A l’époque des faits, Lille était en proie à des affrontements nocturnes réguliers entre militants d’extrême droite et d’extrême gauche, mais aussi à des agressions, parfois sur fond d’homophobie. Ce phénomène était peu couvert. Ce contexte politique local manquait dans le traitement médiatique de ces affaires.
« Je tente de retracer une généalogie de l’extrême droite. »
Tomas Statius, journaliste
D’autant qu’en 2017, des militants d’extrême droite ont été mis en examen dans une des affaires…
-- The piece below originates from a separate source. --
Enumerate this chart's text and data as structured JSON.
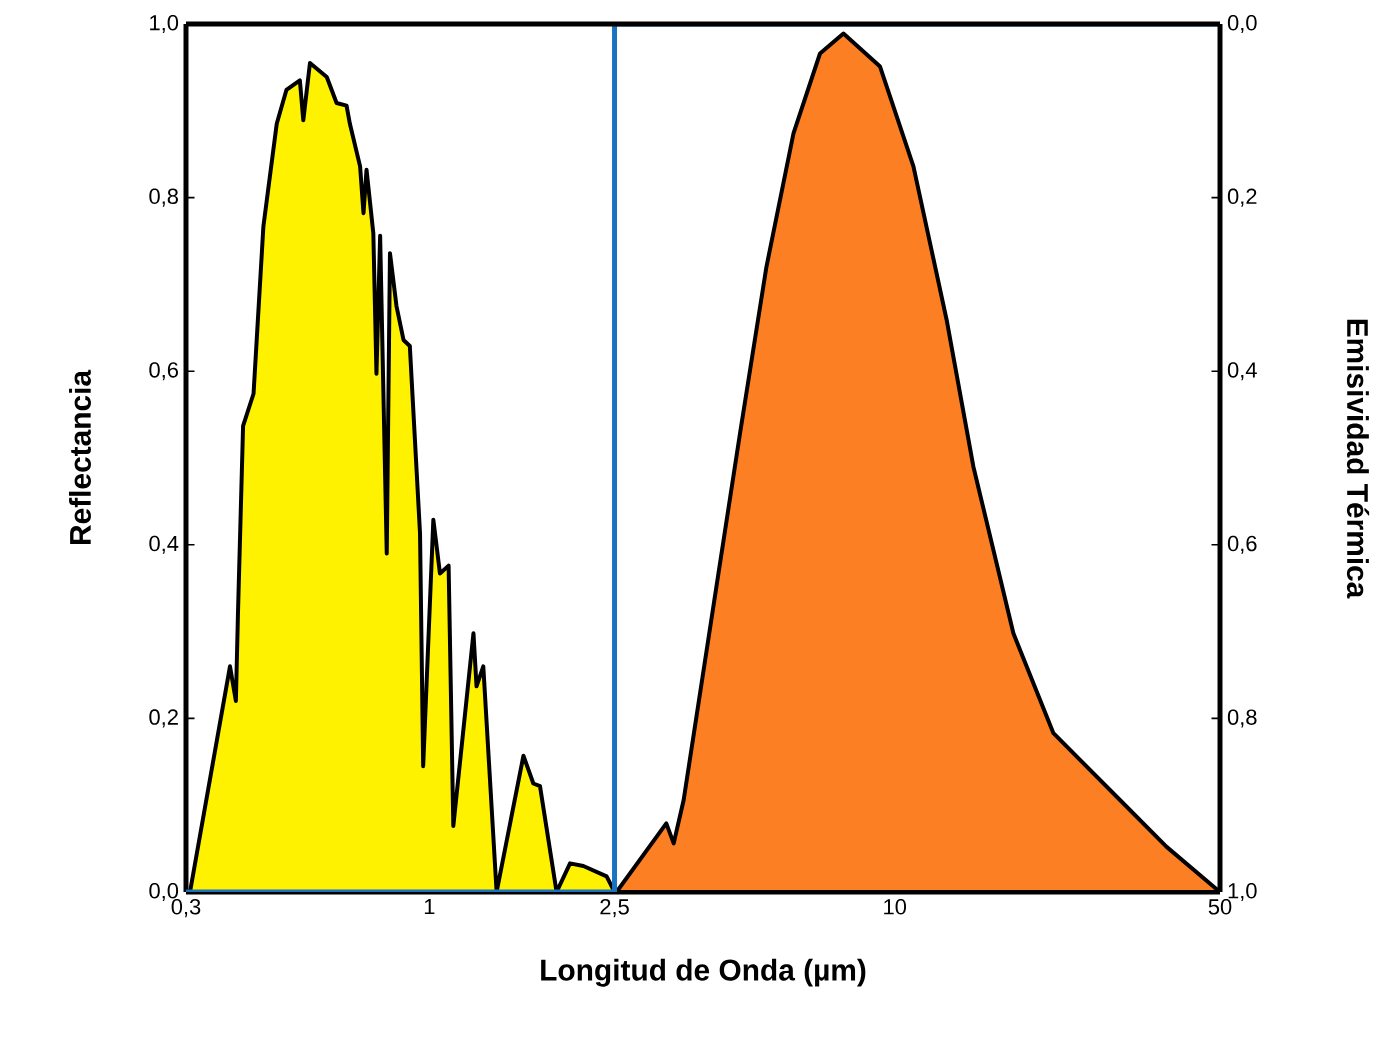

Il a fallu attendre ce moment-là pour que les médias commencent à en parler. Dans ce livre, je tente d’aller plus loin et de retracer une généalogie de l’extrême droite, en creux de ces affaires, pour les éclairer d’une autre manière. J’ai recueilli les témoignages de personnes qui ont milité dans ces mouvements d’ultradroite. Souvent, il y a une réticence des journalistes à les interroger, car elles viennent d’un milieu sulfureux. Pourtant, dans le cadre de cette enquête, elles racontent beaucoup de choses intéressantes.
Le livre fourmille aussi de détails sur la dernière soirée de chaque victime.
Oui, j’ai essayé de contacter chaque témoin et j’ai ressenti chez elles une vraie volonté de mettre un point final à ces affaires.